It’s Make Or Break For World Of Warcraft

It’s Make Or Break For World Of Warcraft

With the next World of Warcraft expansion set to be announced at Gamescom 2015, Blizzard finds themselves at a cross roads. World of Warcraft isn’t just a game, it’s a culture, in the same way most popular MMOs transcend the realms of being ‘just a game’. Throughout it’s history, World of Warcraft has reached a number of key points that defined it’s future. After years of success, resulting in higher subscriber numbers, World of Warcraft began to slowly decline.

Every MMORPG goes through a decline, it’s just the nature of the market, and World of Warcraft is no different. While the game still boasted millions of active subscribers, the player base began to grow a little jaded, patch by patch. Cataclysm marked the first major turning point for World of Warcraft, both in terms of player feedback and the in-game world itself. The whole experience, from level 1 to level 80, was a whole new world. The general levelling, at least for the lower tiers, was generally welcomed, the end game was a slightly different story. Blizzard had generally pulled off a core story to each expansion, climaxing with a final showdown with the respective antagonist. Going toe to toe with Illidan, blade for blade with Arthas, iconic characters interacting with your character, undeniable satisfying.

Cataclysm featured a number of familiar characters, but the antagonists were mostly sourced from lore found in books and in-game text. Deathwing simply did not have the same pull, or appeal, as Arthas or Illidan. The overall plot of Cataclysm left a lot to be desired, ending in a rather abrupt manner. The final fight with Deathwing still remains as one of the least favoured encounters in WoW endgame history. After months of hunting down the world destroying force, the showdown felt hugely underwhelming. A number of factors played their part in the mixed reaction to Cataclysm, with the so-so new zones and simplified talent system taking much of the flak.

Mists of Panderia represents the general shift in both player attitudes towards World of Warcraft and the decline of subscription numbers. The expansion was met with a cynical reaction from the day it was announced, mostly down to the addition of Pandaren. In truth, the expansion felt a little awkward in the grand scheme of World of Warcraft lore. The environment, themes and story never felt truly organic when placed next to content found in past expansion. Mists of Panderia was the first expansion that left a widespread sour taste in the mouths of many of it’s players. While the levelling process was fairly smooth, the 5-man dungeons and end game was a shallow mix of repetition and lack of creativity.
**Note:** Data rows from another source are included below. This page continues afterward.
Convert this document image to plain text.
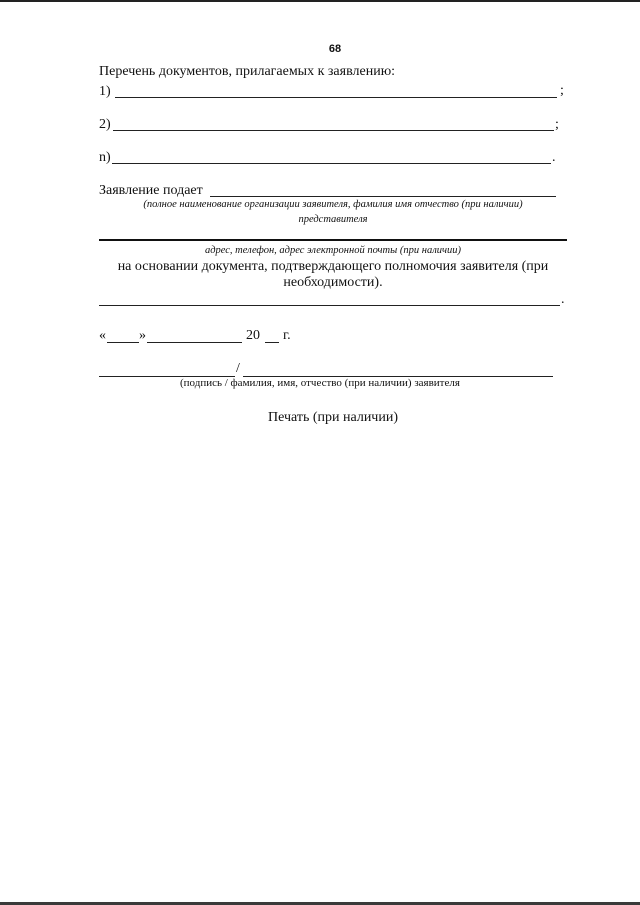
68
Перечень документов, прилагаемых к заявлению:
1)	;
2)	;
n)	.
Заявление подает
(полное наименование организации заявителя, фамилия имя отчество (при наличии)
представителя
адрес, телефон, адрес электронной почты (при наличии)
на основании документа, подтверждающего полномочия заявителя (при
необходимости).
.
« »	20 г.
/
(подпись / фамилия, имя, отчество (при наличии) заявителя
Печать (при наличии)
The ease in which characters geared up, mainly due to Looking For Raid and The Timeless Isle, was also a major factor towards the disdain aimed at Mists. While the end game content did improve, in-experienced players began to flood raids, often leading to a frustrating experience. To make matters worse, Blizzard offered a level 90 character boost to players who pre-ordered Warlord of Draenor, resulting in the final run of Mists of Panderia being a wild west of clueless players reducing Looking For Raid to a utter joke. With subscriber counts declining, Warlord of Draenor was released.

 
Much like Mists of Panderia, Warlords of Draenor suffered from a lack of endgame content. The new direction Blizzard took with a more story driven levelling process was a utter success. Seeing your character work side by side with familiar names, rising up to become a commander of your respective faction, it was genuinely enjoyable. By the time all was said and done, all the player was left with was daily quests and ‘The Garrison’. From what started off as a interesting concept soon turned out to be a nothing more than a Facebook like management game. Garrisons were a collection of fetch quests, that came with their own perks. The concept was good, the execution left a lot to be desired. Repeating the same processes daily, picking up resources,starting build orders, it was all very limited.

Warlord of Draenor boiled down to sitting in your Garrison queuing up groups, while overseeing the daily running of Garrisons. This was not the World of Warcraft people fell in love with. The biggest issue came with events outside of the game. With a increase in subscription fees, as well as a increase in the RRP for the actual expansion, Warlords of Draenor has the shortest shelf life, while requiring the biggest financial investment. With only two major patches, Worlds of Draenor is already coming to a close, much to the player bases dismay.

There’s been a growing distrust between World of Warcraft’s player base and Blizzard, even more so since the company merged with Activision. This distrust, and discontent, towards Blizzard and their latest effort has led to a number of players quitting the game. Recent figures reflect the player’s feelings with the subscriber base going from 10 million, to 7.1 million in three months.

This drop in subscribers is a major drop for World of Warcraft, and will undoubtedly alarm Blizzard/Activision. The life blood of any MMORPG is the player base, and World of Warcraft’s players are not happy. This is where the latest expansion, Legion, comes into play. This new expansion is the single biggest event since the launch of World of Warcraft. While the game may boast numbers every other MMO could only dream of, the decline is worrying. Legion needs to repair the relationship between the players and Blizzard, it needs to be complete. There’s no room for faulting endgame, no tolerance for another short lived expansion, Blizzard need to produce.

After over 10 years of dominating the market, the cracks are starting to show. Free-to-play games continue to grow in popularity, the rise of the MOBA has also managed to lure players away from Warcraft. Final Fantasy: A Realm Reborn is starting to emerge as a viable contender to the MMORPG throne. Quite simply, World of Warcraft: Legion is make or break for the pop culture phenomena.